Submitted via IRC for TheMightyBuzzard
With Governor Roy Cooper (D) taking no action on the bill, the state of North Carolina has enacted the Restore Campus Free Speech Act, the first comprehensive campus free-speech legislation based on the Goldwater proposal. That proposal, which I [Stanley Kurtz (Senior Fellow at the Ethics and Public Policy Center)] co-authored along with Jim Manley and Jonathan Butcher of Arizona's Goldwater Institute, was released on January 31 and is now under consideration in several states. It's fitting that North Carolina should be the first state to enact a Goldwater-inspired law.
[...] The North Carolina Restore Campus Free Speech Act achieves most of what the Goldwater proposal sets out to do. It ensures that University of North Carolina policy will strongly affirm the importance of free expression. It prevents administrators from disinviting speakers whom members of the campus community wish to hear from. It establishes a system of disciplinary sanctions for students and anyone else who interferes with the free-speech rights of others, and ensures that students will be informed of those sanctions at freshman orientation. It reaffirms the principle that universities, at the official institutional level, ought to remain neutral on issues of public controversy to encourage the widest possible range of opinion and dialogue within the university itself. And it authorizes a special committee created by the Board of Regents to issue a yearly report to the public, the regents, the governor, and the legislature on the administrative handling of free-speech issues.
Source: http://www.nationalreview.com/corner/450027/north-carolina-campus-free-speech-act-goldwater-proposal
(Score: 3, Interesting) by ilsa on Friday August 11 2017, @05:30PM (2 children)
Except for when those positions *don't* debunk themselves.
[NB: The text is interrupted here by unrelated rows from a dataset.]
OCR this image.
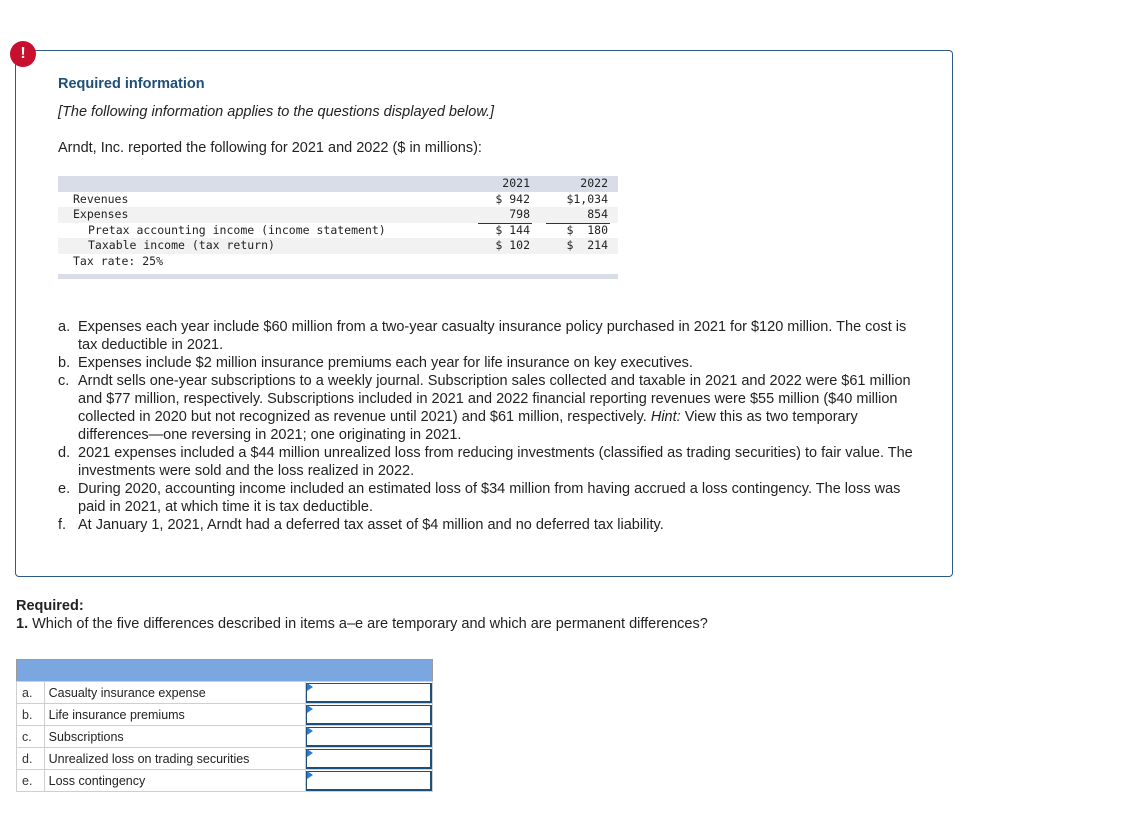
!
Required information
[The following information applies to the questions displayed below.]
Arndt, Inc. reported the following for 2021 and 2022 ($ in millions):
2021	2022
Revenues	$ 942	$1,034
Expenses	798	854
Pretax accounting income (income statement)	$ 144	$  180
Taxable income (tax return)	$ 102	$  214
Tax rate: 25%
a. Expenses each year include $60 million from a two-year casualty insurance policy purchased in 2021 for $120 million. The cost is tax deductible in 2021.
b. Expenses include $2 million insurance premiums each year for life insurance on key executives.
c. Arndt sells one-year subscriptions to a weekly journal. Subscription sales collected and taxable in 2021 and 2022 were $61 million and $77 million, respectively. Subscriptions included in 2021 and 2022 financial reporting revenues were $55 million ($40 million collected in 2020 but not recognized as revenue until 2021) and $61 million, respectively. Hint: View this as two temporary differences—one reversing in 2021; one originating in 2021.
d. 2021 expenses included a $44 million unrealized loss from reducing investments (classified as trading securities) to fair value. The investments were sold and the loss realized in 2022.
e. During 2020, accounting income included an estimated loss of $34 million from having accrued a loss contingency. The loss was paid in 2021, at which time it is tax deductible.
f. At January 1, 2021, Arndt had a deferred tax asset of $4 million and no deferred tax liability.
Required:
1. Which of the five differences described in items a–e are temporary and which are permanent differences?

a.	Casualty insurance expense	

b.	Life insurance premiums	

c.	Subscriptions	

d.	Unrealized loss on trading securities	

e.	Loss contingency	
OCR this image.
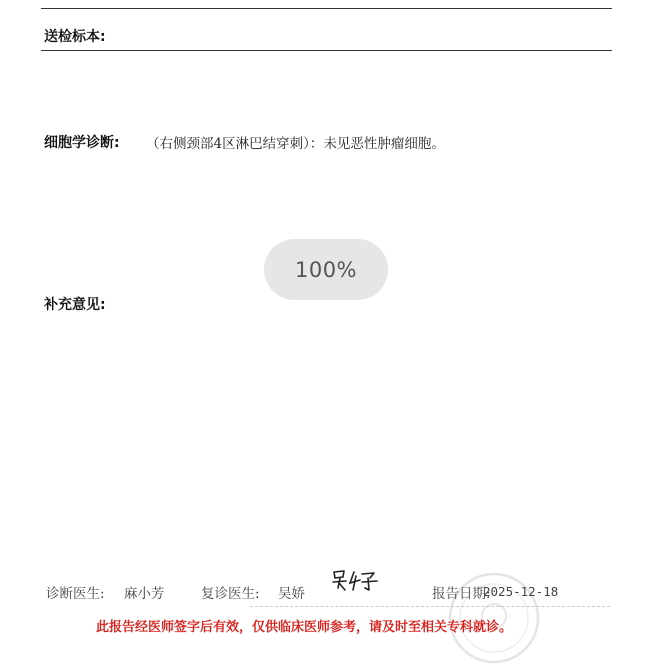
送检标本:
细胞学诊断: （右侧颈部4区淋巴结穿刺）：未见恶性肿瘤细胞。
100%
补充意见:
诊断医生: 麻小芳	复诊医生: 吴娇	报告日期:
2025-12-18
此报告经医师签字后有效，仅供临床医师参考，请及时至相关专科就诊。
Or at least, when they are listened to by people who do not have the knowledge and critical thinking skill to properly evaluate the arguments. Never mind the maxim of "If you tell a lie often enough, people begin to think it's true."
Look at the anti-vax crowd as a perfect example. The original "scientist" was discredited, the research has been debunked beyond a shadow of a doubt. And yet a shockingly large number of people insist that vaccinations are bad. If this sort of thing only hurt the people that believed it, then I wouldn't really care. They can do whatever they want. But their decisions, based on gross misinformation, hurts other people as well.
I'm very glad that the university was able to at least push back on allowing any public area to be usable as a public forum. Otherwise there would have been sidewalk preachers every 10 feet.
The Westboro Baptist Church is going to have a field day with this.
(Score: 0) by Anonymous Coward on Friday August 11 2017, @09:31PM
Yes humans can be suckered in with bad information, but it is vastly more preferable to a thought-police tyranny.
(Score: 1) by khallow on Sunday August 13 2017, @04:24AM
It's a college. If the people there don't have the knowledge and critical thinking skills to properly evaluate bullshit, then shut the place down.